The Fine interior of dilations of a rational polytope

TL;DR

This paper provides a combinatorial method to analyze the Fine interior of dilated rational polytopes, aiding in classifying lattice 3-polytopes with empty Fine interior and determining minimal dilations with non-empty interior.

Contribution

It introduces a purely combinatorial approach to describe Fine interiors of all dilations of rational polytopes, enabling computation of minimal dilations and classification of specific lattice polytopes.

Findings

Computed the smallest dilation with non-empty Fine interior.

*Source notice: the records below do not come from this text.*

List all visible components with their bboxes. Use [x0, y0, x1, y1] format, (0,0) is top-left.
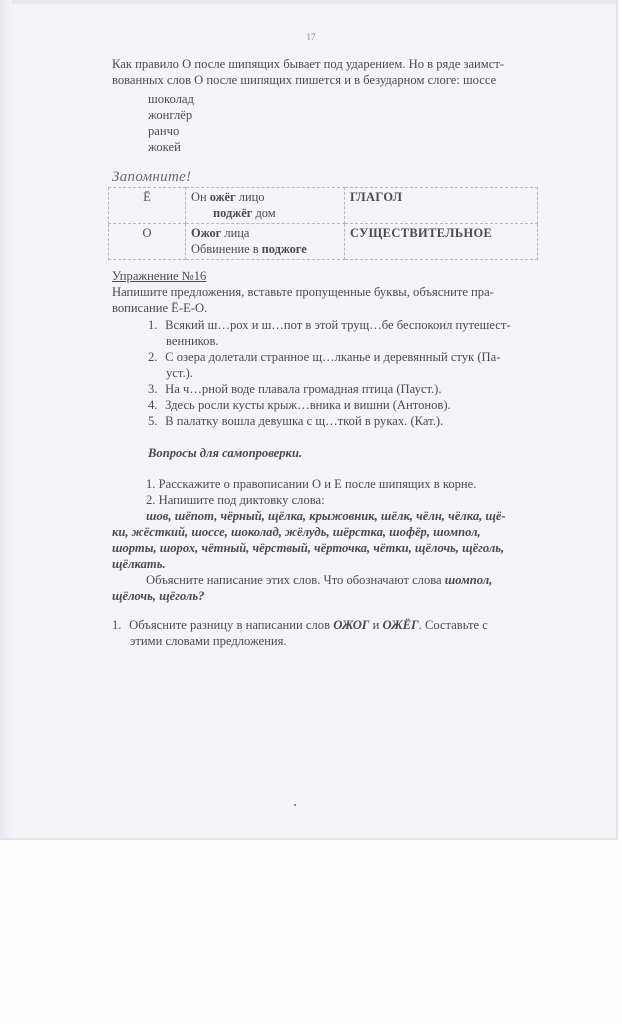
intro-line-2: вованных слов О после шипящих пишется и …	[112, 72, 496, 88]
example-bold: поджоге	[262, 242, 307, 256]
dictation-words-line-1: шов, шёпот, чёрный, щёлка, крыжовник, шё…	[146, 508, 506, 524]
item-number: 2.	[148, 349, 162, 365]
scanned-page: 17 Как правило О после шипящих бывает по…	[0, 0, 618, 840]
example-bold: ожёг	[210, 190, 236, 204]
example-word: жонглёр	[148, 107, 192, 123]
remember-heading: Запомните!	[112, 169, 191, 186]
explain-bold: шомпол,	[445, 573, 493, 587]
self-check-question-2: 2. Напишите под диктовку слова:	[146, 492, 325, 508]
exercise-instruction-line-2: вописание Ё-Е-О.	[112, 300, 207, 316]
example-bold: Ожог	[191, 226, 221, 240]
page-number: 17	[0, 32, 622, 42]
exercise-item: 1. Всякий ш…рох и ш…пот в этой трущ…бе б…	[148, 317, 511, 333]
item-text: Здесь росли кусты крыж…вника и вишни (Ан…	[165, 398, 451, 412]
letter-cell: О	[109, 224, 186, 260]
item-number: 3.	[148, 381, 162, 397]
self-check-question-1: 1. Расскажите о правописании О и Е после…	[146, 476, 476, 492]
exercise-item-continuation: уст.).	[166, 365, 193, 381]
scan-edge-left	[0, 0, 12, 838]
item-text: В палатку вошла девушка с щ…ткой в руках…	[165, 414, 443, 428]
task-text: Объясните разницу в написании слов	[129, 618, 333, 632]
task-word: ОЖЁГ	[382, 618, 418, 632]
task-number: 1.	[112, 617, 126, 633]
example-text: Обвинение в	[191, 242, 262, 256]
exercise-item: 3. На ч…рной воде плавала громадная птиц…	[148, 381, 442, 397]
example-word: жокей	[148, 139, 181, 155]
scan-edge-top	[0, 0, 616, 4]
table-row: Ё Он ожёг лицо поджёг дом ГЛАГОЛ	[109, 188, 538, 224]
rule-table: Ё Он ожёг лицо поджёг дом ГЛАГОЛ О Ожог …	[108, 187, 538, 260]
self-check-title: Вопросы для самопроверки.	[148, 445, 302, 461]
example-text: лицо	[236, 190, 265, 204]
item-text: Всякий ш…рох и ш…пот в этой трущ…бе бесп…	[165, 318, 510, 332]
exercise-item-continuation: венников.	[166, 333, 219, 349]
item-number: 4.	[148, 397, 162, 413]
item-number: 1.	[148, 317, 162, 333]
dictation-words-line-3: шорты, шорох, чётный, чёрствый, чёрточка…	[112, 540, 504, 556]
explain-line-2: щёлочь, щёголь?	[112, 588, 204, 604]
task-line-2: этими словами предложения.	[130, 633, 287, 649]
part-of-speech-cell: ГЛАГОЛ	[345, 188, 538, 224]
example-bold: поджёг	[213, 206, 252, 220]
part-of-speech-cell: СУЩЕСТВИТЕЛЬНОЕ	[345, 224, 538, 260]
example-cell: Ожог лица Обвинение в поджоге	[186, 224, 345, 260]
explain-line: Объясните написание этих слов. Что обозн…	[146, 572, 492, 588]
exercise-item: 4. Здесь росли кусты крыж…вника и вишни …	[148, 397, 451, 413]
exercise-item: 5. В палатку вошла девушка с щ…ткой в ру…	[148, 413, 443, 429]
dictation-words-line-2: ки, жёсткий, шоссе, шоколад, жёлудь, шёр…	[112, 524, 481, 540]
example-text: лица	[221, 226, 249, 240]
explain-text: Объясните написание этих слов. Что обозн…	[146, 573, 445, 587]
intro-line-1: Как правило О после шипящих бывает под у…	[112, 56, 504, 72]
example-text: дом	[252, 206, 275, 220]
task-text: . Составьте с	[419, 618, 488, 632]
table-row: О Ожог лица Обвинение в поджоге СУЩЕСТВИ…	[109, 224, 538, 260]
task-word: ОЖОГ	[333, 618, 369, 632]
task-text: и	[369, 618, 382, 632]
scan-speck	[294, 804, 296, 806]
dictation-words-line-4: щёлкать.	[112, 556, 166, 572]
letter-cell: Ё	[109, 188, 186, 224]
example-word: шоколад	[148, 91, 194, 107]
example-text: Он	[191, 190, 210, 204]
example-cell: Он ожёг лицо поджёг дом	[186, 188, 345, 224]
task-line-1: 1. Объясните разницу в написании слов ОЖ…	[112, 617, 488, 633]
item-number: 5.	[148, 413, 162, 429]
item-text: На ч…рной воде плавала громадная птица (…	[165, 382, 441, 396]
example-word: ранчо	[148, 123, 179, 139]
exercise-title: Упражнение №16	[112, 268, 206, 284]
exercise-instruction-line-1: Напишите предложения, вставьте пропущенн…	[112, 284, 494, 300]
exercise-item: 2. С озера долетали странное щ…лканье и …	[148, 349, 500, 365]
item-text: С озера долетали странное щ…лканье и дер…	[165, 350, 500, 364]
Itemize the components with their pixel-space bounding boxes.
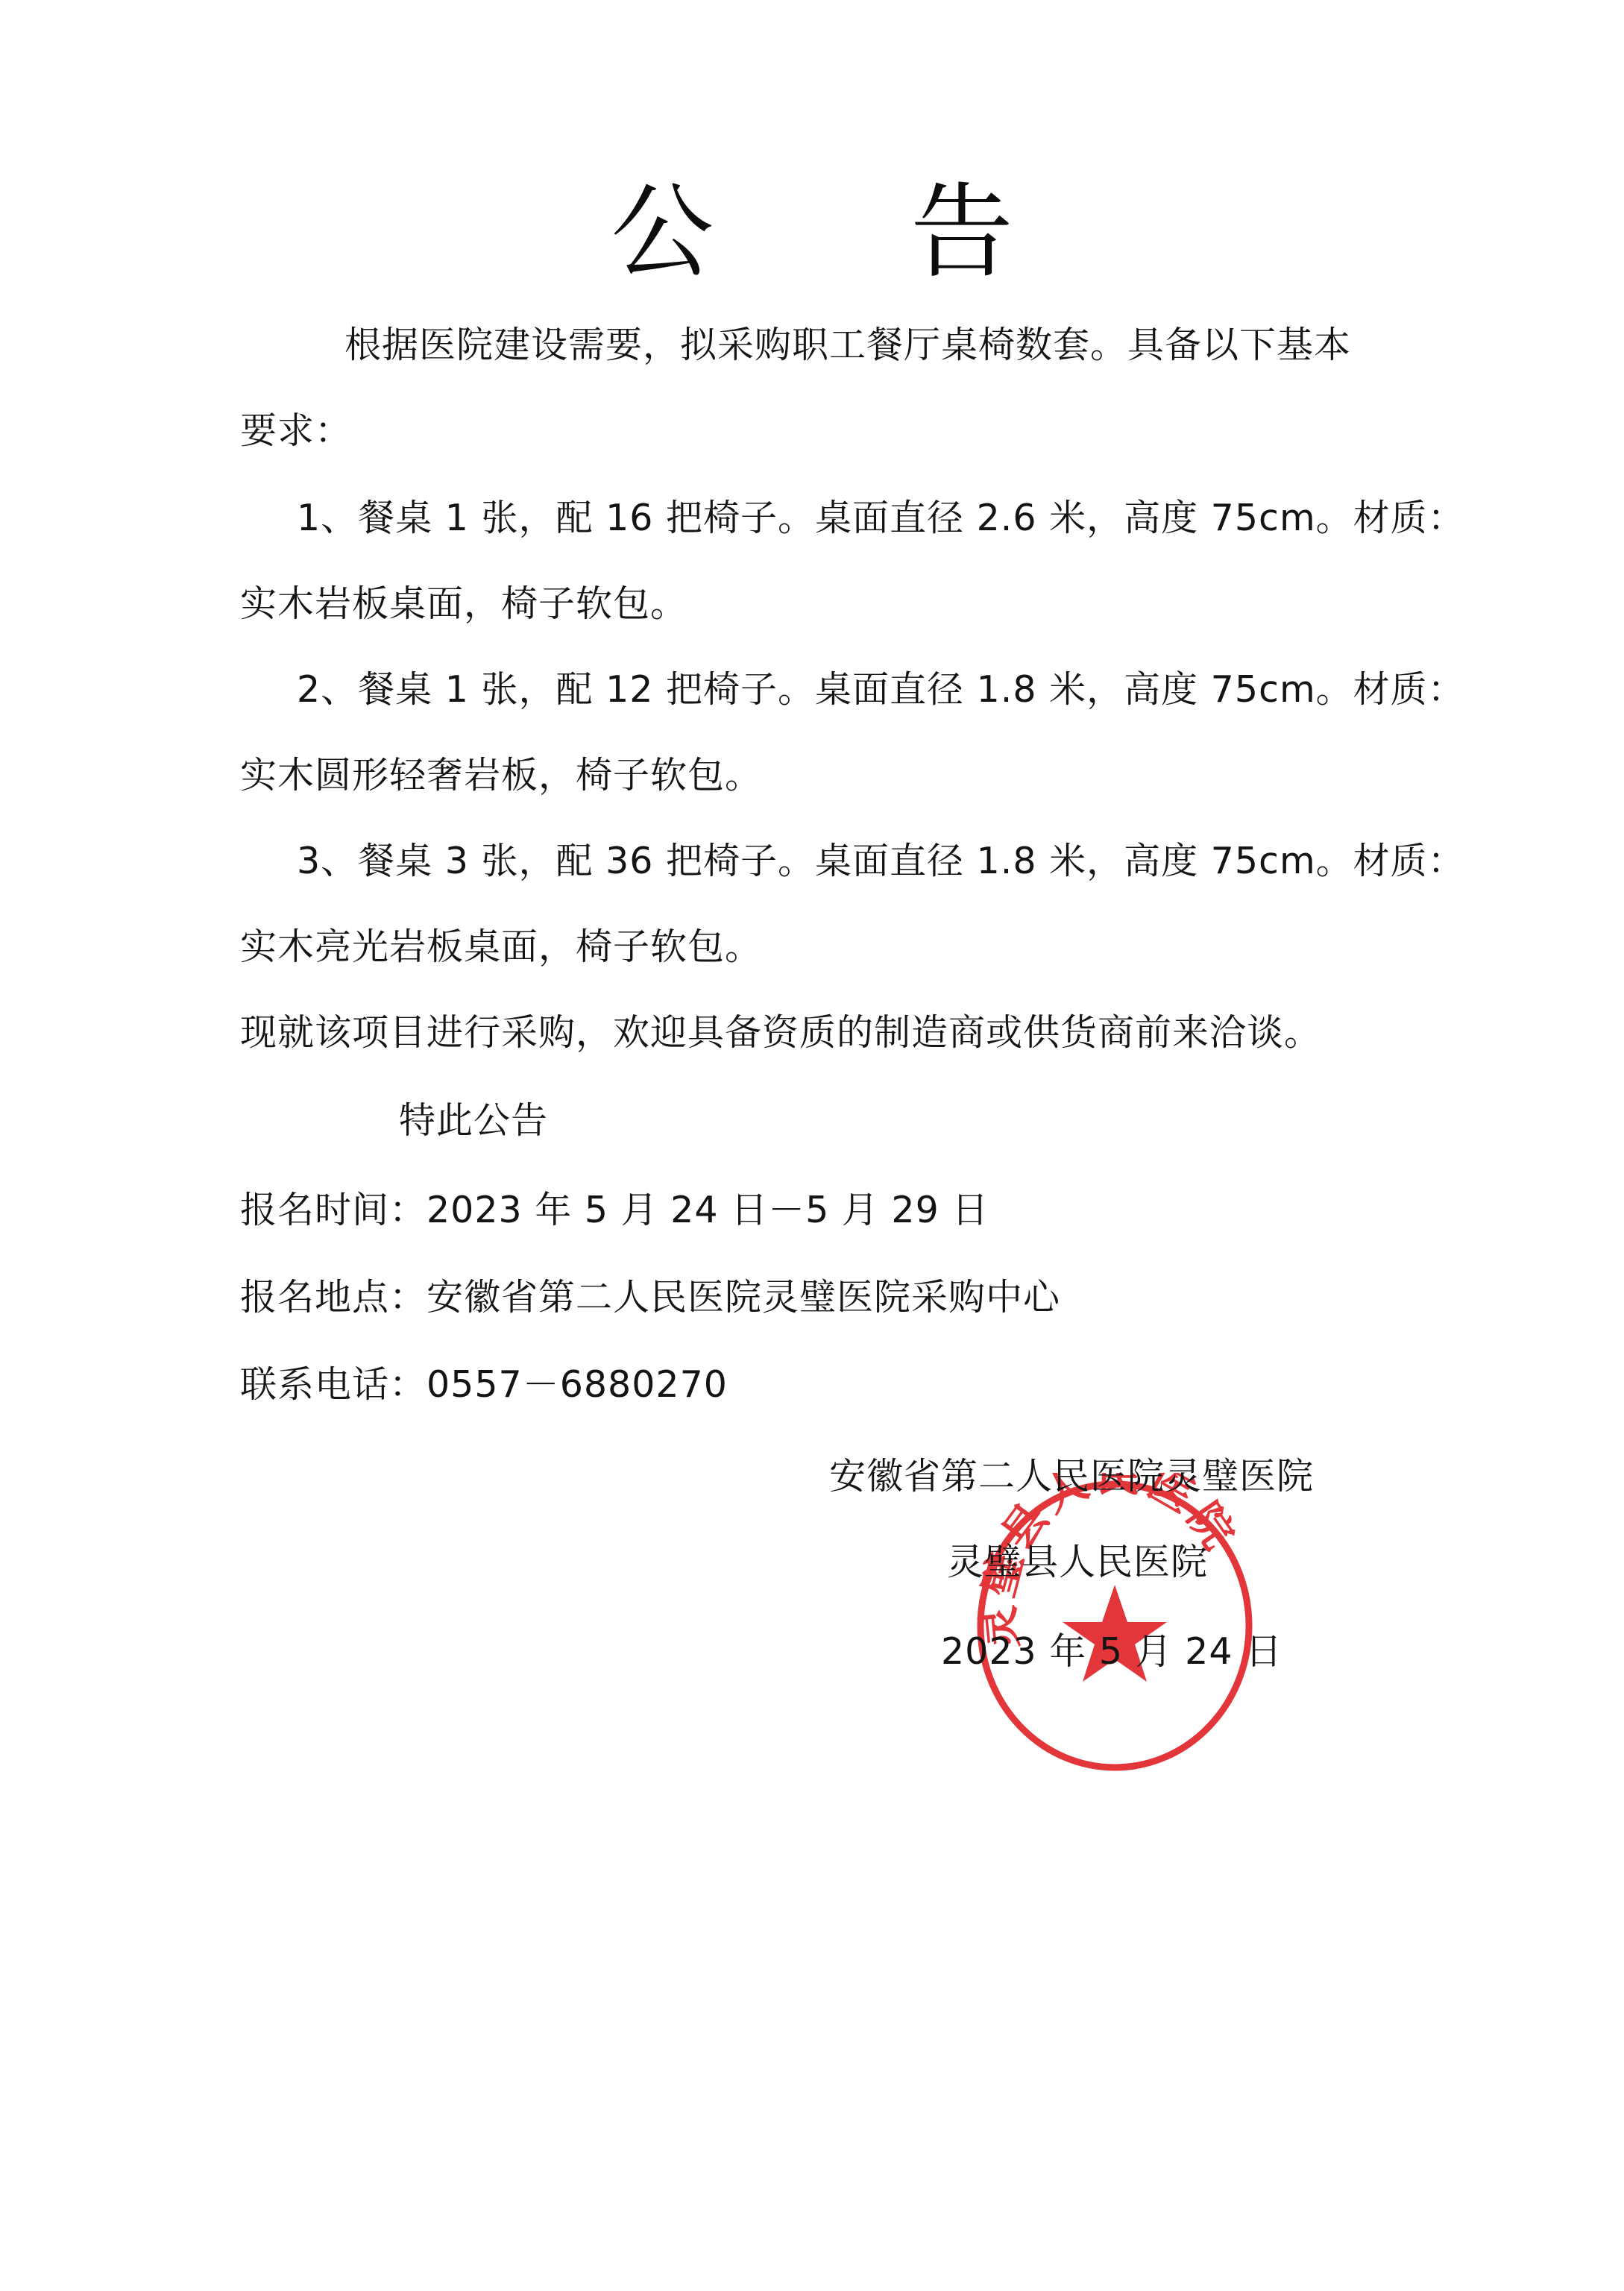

Classified all lattice 3-polytopes with a single-point Fine interior.

Provided a combinatorial framework for analyzing dilated polytopes.

Abstract

A nondegenerate toric hypersurface of negative Kodaira dimension can be characterized by the empty Fine interior of its Newton polytope according to recent work by Victor Batyrev, where the Fine interior is the rational subpolytope consisting of all points which have an integral distance of at least 1 to all integral supporting hyperplanes of the Newton polytope. Moreover, we get more information in this situation if we can describe how the Fine interior behaves for dilations of the Newton polytope, e.g. if we can determine the smallest dilation with a non-empty Fine interior. Therefore, in this article we give a purely combinatorial description of the Fine interiors of all dilations of a rational polytope, which allows us in particular to compute this smallest dilation and to classify all lattice 3-polytopes with empty Fine interior, for which we have only one point as Fine interior of the smallest dilation with non-empty Fine interior.